You know the shot went left because you saw the sights drift left at ignition. You know the shot was low and left because you know you slapped at the trigger. You slapped at the trigger because the sights looked perfect for a moment and you wanted the gun to go bang at that exact moment. You know the shot went low because you saw and felt something which tells you the gun was aimed low when the shot occurred.
Initially shot calling can begin with either "feel"/introspection or with clearly seeing the sights change orientation, but I suspect that more people "feel" the difference between good shots and poorer shots long before they see the bad shot.
I share with students of The Deadeye Method that there are stages to learning to call their shots.
At the beginning they can't tell there was any difference. They are too new and too inexperienced. The good news is that it takes very little time shooting properly to notice that some shots felt different. That is the first rung up off the ground.
Having learned to shoot properly and executing just a few dozen properly fired shots you shank one. It felt different. As soon as the shot happened you knew the shot was different. You may not be able to put words to how or why it was different but you "knew" it was different. Good. Work on being open to what was different- open to what you felt and saw. When you do, you will start being able to describe the difference between the good shots and the errant.
The next rung is being able to accurate describe what was different about those shots. "I anticipated recoil so I pushed the gun before any energy was present and I saw the front sight drop," is an example of both describing a feel and a sight allowing you to call the shot. When this happens you should recognize that you are not separate from the shooting. The shooter does the shooting, not his finger. An anticipatory push is an act the shooter must own. He is the cause of the good, the bad and the ugly.
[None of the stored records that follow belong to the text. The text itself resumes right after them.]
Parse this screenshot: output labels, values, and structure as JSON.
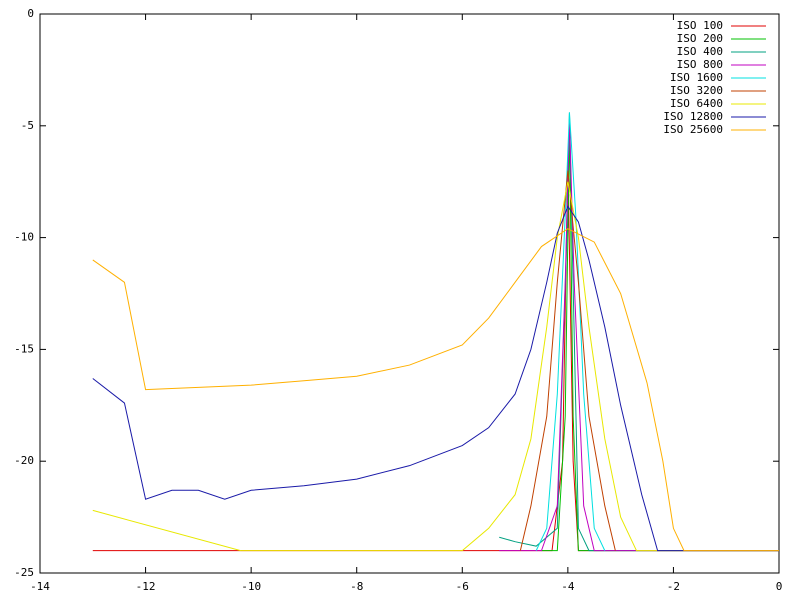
{
  "chart_data": {
    "type": "line",
    "xlim": [
      -14,
      0
    ],
    "xticks": [
      -14,
      -12,
      -10,
      -8,
      -6,
      -4,
      -2,
      0
    ],
    "ylim": [
      -25,
      0
    ],
    "yticks": [
      -25,
      -20,
      -15,
      -10,
      -5,
      0
    ],
    "grid": false,
    "legend": "top right",
    "series": [
      {
        "name": "ISO 100",
        "color": "#e00000",
        "x": [
          -13,
          -10.2,
          -4.3,
          -4.1,
          -4.0,
          -3.9,
          -3.8,
          0
        ],
        "values": [
          -24,
          -24,
          -24,
          -20,
          -6.5,
          -20,
          -24,
          -24
        ]
      },
      {
        "name": "ISO 200",
        "color": "#00c000",
        "x": [
          -4.5,
          -4.2,
          -4.05,
          -3.97,
          -3.9,
          -3.8,
          0
        ],
        "values": [
          -24,
          -24,
          -18,
          -5,
          -18,
          -24,
          -24
        ]
      },
      {
        "name": "ISO 400",
        "color": "#00a080",
        "x": [
          -5.3,
          -5,
          -4.6,
          -4.2,
          -4.02,
          -3.97,
          -3.92,
          -3.8,
          -3.6,
          0
        ],
        "values": [
          -23.4,
          -23.6,
          -23.8,
          -23,
          -10,
          -4.4,
          -10,
          -23,
          -24,
          -24
        ]
      },
      {
        "name": "ISO 800",
        "color": "#c000c0",
        "x": [
          -5.3,
          -4.5,
          -4.2,
          -4.05,
          -3.97,
          -3.88,
          -3.7,
          -3.5,
          0
        ],
        "values": [
          -24,
          -24,
          -22,
          -12,
          -4.7,
          -12,
          -22,
          -24,
          -24
        ]
      },
      {
        "name": "ISO 1600",
        "color": "#00e0e0",
        "x": [
          -4.6,
          -4.4,
          -4.2,
          -4.05,
          -3.97,
          -3.85,
          -3.7,
          -3.5,
          -3.3
        ],
        "values": [
          -24,
          -23,
          -17,
          -9,
          -4.4,
          -9,
          -17,
          -23,
          -24
        ]
      },
      {
        "name": "ISO 3200",
        "color": "#c04000",
        "x": [
          -4.9,
          -4.7,
          -4.4,
          -4.2,
          -4.0,
          -3.8,
          -3.6,
          -3.3,
          -3.1
        ],
        "values": [
          -24,
          -22,
          -18,
          -12,
          -7,
          -12,
          -18,
          -22,
          -24
        ]
      },
      {
        "name": "ISO 6400",
        "color": "#e8e800",
        "x": [
          -13,
          -10.2,
          -6,
          -5.5,
          -5,
          -4.7,
          -4.4,
          -4.2,
          -4.0,
          -3.8,
          -3.6,
          -3.3,
          -3.0,
          -2.7,
          0
        ],
        "values": [
          -22.2,
          -24,
          -24,
          -23,
          -21.5,
          -19,
          -14,
          -10,
          -7.5,
          -10,
          -14,
          -19,
          -22.5,
          -24,
          -24
        ]
      },
      {
        "name": "ISO 12800",
        "color": "#1a1aa8",
        "x": [
          -13,
          -12.4,
          -12,
          -11.5,
          -11,
          -10.5,
          -10,
          -9,
          -8,
          -7,
          -6,
          -5.5,
          -5,
          -4.7,
          -4.4,
          -4.2,
          -4.0,
          -3.8,
          -3.6,
          -3.3,
          -3.0,
          -2.6,
          -2.3,
          0
        ],
        "values": [
          -16.3,
          -17.4,
          -21.7,
          -21.3,
          -21.3,
          -21.7,
          -21.3,
          -21.1,
          -20.8,
          -20.2,
          -19.3,
          -18.5,
          -17,
          -15,
          -12,
          -9.8,
          -8.6,
          -9.3,
          -11,
          -14,
          -17.5,
          -21.5,
          -24,
          -24
        ]
      },
      {
        "name": "ISO 25600",
        "color": "#ffb000",
        "x": [
          -13,
          -12.4,
          -12,
          -11,
          -10,
          -9,
          -8,
          -7,
          -6,
          -5.5,
          -5,
          -4.5,
          -4,
          -3.5,
          -3,
          -2.5,
          -2.2,
          -2,
          -1.8,
          0
        ],
        "values": [
          -11,
          -12,
          -16.8,
          -16.7,
          -16.6,
          -16.4,
          -16.2,
          -15.7,
          -14.8,
          -13.6,
          -12,
          -10.4,
          -9.6,
          -10.2,
          -12.5,
          -16.5,
          -20,
          -23,
          -24,
          -24
        ]
      }
    ]
  }
}
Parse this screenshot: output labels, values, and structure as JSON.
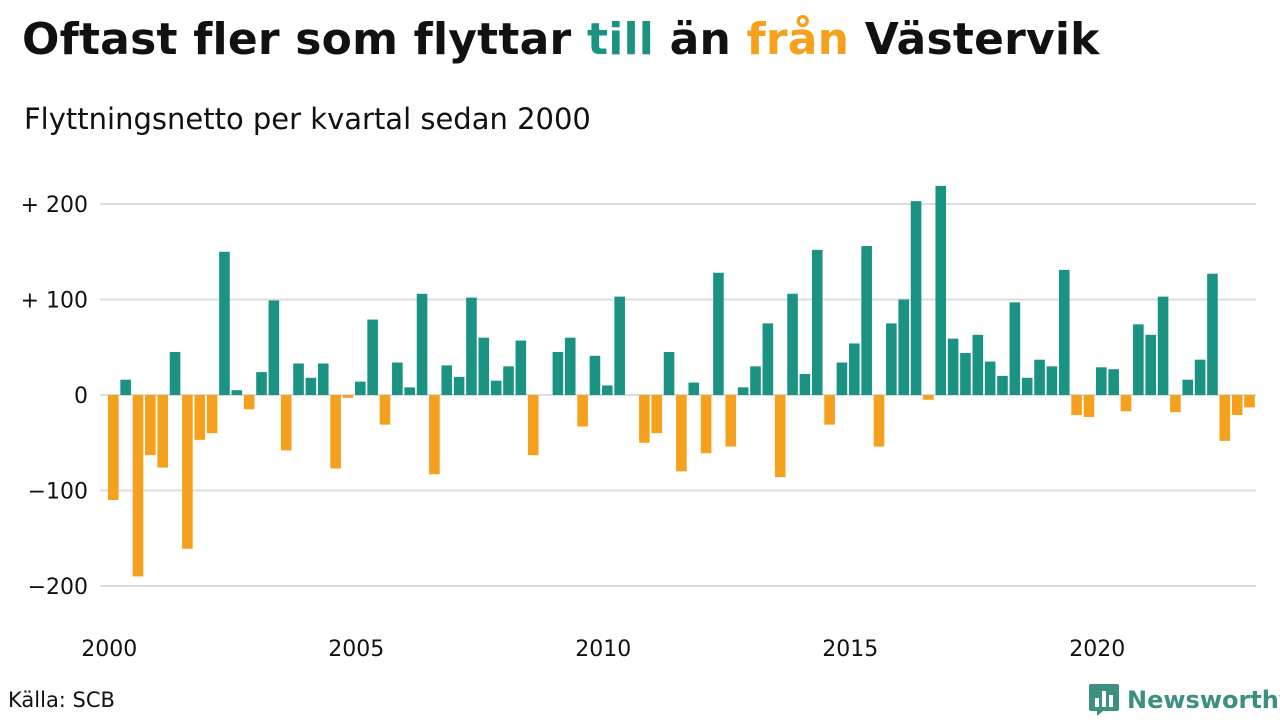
{
  "title": {
    "part1": "Oftast fler som flyttar ",
    "part2": "till",
    "part3": " än ",
    "part4": "från",
    "part5": " Västervik"
  },
  "subtitle": "Flyttningsnetto per kvartal sedan 2000",
  "source": "Källa: SCB",
  "brand": {
    "name": "Newsworthy",
    "icon": "bar-chart-logo-icon"
  },
  "colors": {
    "positive": "#1a9382",
    "negative": "#f5a11e",
    "grid": "#dddddd",
    "brand": "#3d8f80"
  },
  "chart_data": {
    "type": "bar",
    "title": "Oftast fler som flyttar till än från Västervik",
    "subtitle": "Flyttningsnetto per kvartal sedan 2000",
    "xlabel": "",
    "ylabel": "",
    "ylim": [
      -220,
      230
    ],
    "yticks": [
      200,
      100,
      0,
      -100,
      -200
    ],
    "ytick_labels": [
      "+ 200",
      "+ 100",
      "0",
      "−100",
      "−200"
    ],
    "xticks": [
      "2000",
      "2005",
      "2010",
      "2015",
      "2020"
    ],
    "grid": true,
    "first_period": "2000 Q1",
    "values": [
      -110,
      16,
      -190,
      -63,
      -76,
      45,
      -161,
      -47,
      -40,
      150,
      5,
      -15,
      24,
      99,
      -58,
      33,
      18,
      33,
      -77,
      -3,
      14,
      79,
      -31,
      34,
      8,
      106,
      -83,
      31,
      19,
      102,
      60,
      15,
      30,
      57,
      -63,
      0,
      45,
      60,
      -33,
      41,
      10,
      103,
      0,
      -50,
      -40,
      45,
      -80,
      13,
      -61,
      128,
      -54,
      8,
      30,
      75,
      -86,
      106,
      22,
      152,
      -31,
      34,
      54,
      156,
      -54,
      75,
      100,
      203,
      -5,
      219,
      59,
      44,
      63,
      35,
      20,
      97,
      18,
      37,
      30,
      131,
      -21,
      -23,
      29,
      27,
      -17,
      74,
      63,
      103,
      -18,
      16,
      37,
      127,
      -48,
      -21,
      -13
    ]
  }
}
As soon as you can perceive the error because you are calling the shot, stop firing bad shots! You do not fire bad shots if you can help it. There is no value in calling a shot bad if it doesn't lead to improvement. The improvement is in not firing bad shots. If you identify (call) yourself about to fire a bad shot, don't do it. Shot calling is self-calling. Interrupt that shot and never fire it. Stop, reset, and fire a good shot instead. At first this may be a significant intervention where you remove your finger from the trigger and lower the gun to a safe position. Later it is little more than shortly interrupting the firing process to remind you of how a proper shot is fired and continuing on to a fundamentally sound shot. When you fire more good shots and less bad shots your shooting improves. [Derrrr] The more you fire good shots the more likely you are to fire good shots- because habits repeat.
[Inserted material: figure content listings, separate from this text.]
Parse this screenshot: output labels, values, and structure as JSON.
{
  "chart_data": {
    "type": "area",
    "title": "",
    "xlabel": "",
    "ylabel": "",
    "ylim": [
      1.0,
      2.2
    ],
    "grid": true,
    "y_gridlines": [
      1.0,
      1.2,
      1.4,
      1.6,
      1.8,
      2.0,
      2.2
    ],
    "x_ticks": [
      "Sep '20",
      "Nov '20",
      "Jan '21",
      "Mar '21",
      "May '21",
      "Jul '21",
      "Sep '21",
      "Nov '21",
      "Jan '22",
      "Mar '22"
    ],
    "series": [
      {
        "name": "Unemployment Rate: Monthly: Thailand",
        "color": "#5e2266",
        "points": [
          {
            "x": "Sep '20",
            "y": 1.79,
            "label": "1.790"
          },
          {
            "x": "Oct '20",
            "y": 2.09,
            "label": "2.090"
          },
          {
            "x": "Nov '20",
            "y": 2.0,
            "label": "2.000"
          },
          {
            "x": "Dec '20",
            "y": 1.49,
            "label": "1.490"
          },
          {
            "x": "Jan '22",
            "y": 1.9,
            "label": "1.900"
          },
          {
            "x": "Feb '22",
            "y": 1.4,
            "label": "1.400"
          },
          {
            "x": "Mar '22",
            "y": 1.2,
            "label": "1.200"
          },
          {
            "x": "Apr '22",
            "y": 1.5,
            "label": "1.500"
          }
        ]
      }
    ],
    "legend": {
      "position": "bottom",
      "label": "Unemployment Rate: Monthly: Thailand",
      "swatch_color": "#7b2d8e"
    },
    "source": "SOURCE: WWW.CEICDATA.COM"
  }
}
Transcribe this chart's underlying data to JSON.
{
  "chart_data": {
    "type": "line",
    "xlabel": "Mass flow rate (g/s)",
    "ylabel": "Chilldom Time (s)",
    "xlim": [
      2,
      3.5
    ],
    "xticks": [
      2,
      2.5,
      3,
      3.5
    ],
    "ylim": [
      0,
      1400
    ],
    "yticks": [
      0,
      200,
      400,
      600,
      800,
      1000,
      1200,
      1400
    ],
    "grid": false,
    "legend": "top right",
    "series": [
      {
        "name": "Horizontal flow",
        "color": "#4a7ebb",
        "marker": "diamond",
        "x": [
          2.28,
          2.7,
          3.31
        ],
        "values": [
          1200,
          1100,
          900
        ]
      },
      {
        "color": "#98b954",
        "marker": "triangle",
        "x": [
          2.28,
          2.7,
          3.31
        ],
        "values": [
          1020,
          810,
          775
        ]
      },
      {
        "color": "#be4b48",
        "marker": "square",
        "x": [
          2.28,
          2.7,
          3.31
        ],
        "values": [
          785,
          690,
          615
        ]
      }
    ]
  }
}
Having established a habit of only firing good shots (that is to say firing fundamentally proper shots) your shooting significantly improves. The difference between poor shooters, good shooters, and great shooters is the number and degree of their errant shots. With regular practice the number or errant shots and the degree they are errant both decrease. Eventually, you will cease firing errant shots and only a degree of perfection remains.
Shot calling is self-calling. The shooting does not happen absent your actions or your emotions. When you learn to call a shot you learn to call your behavior and mental state. The more you discipline your shooting the more you have disciplined yourself.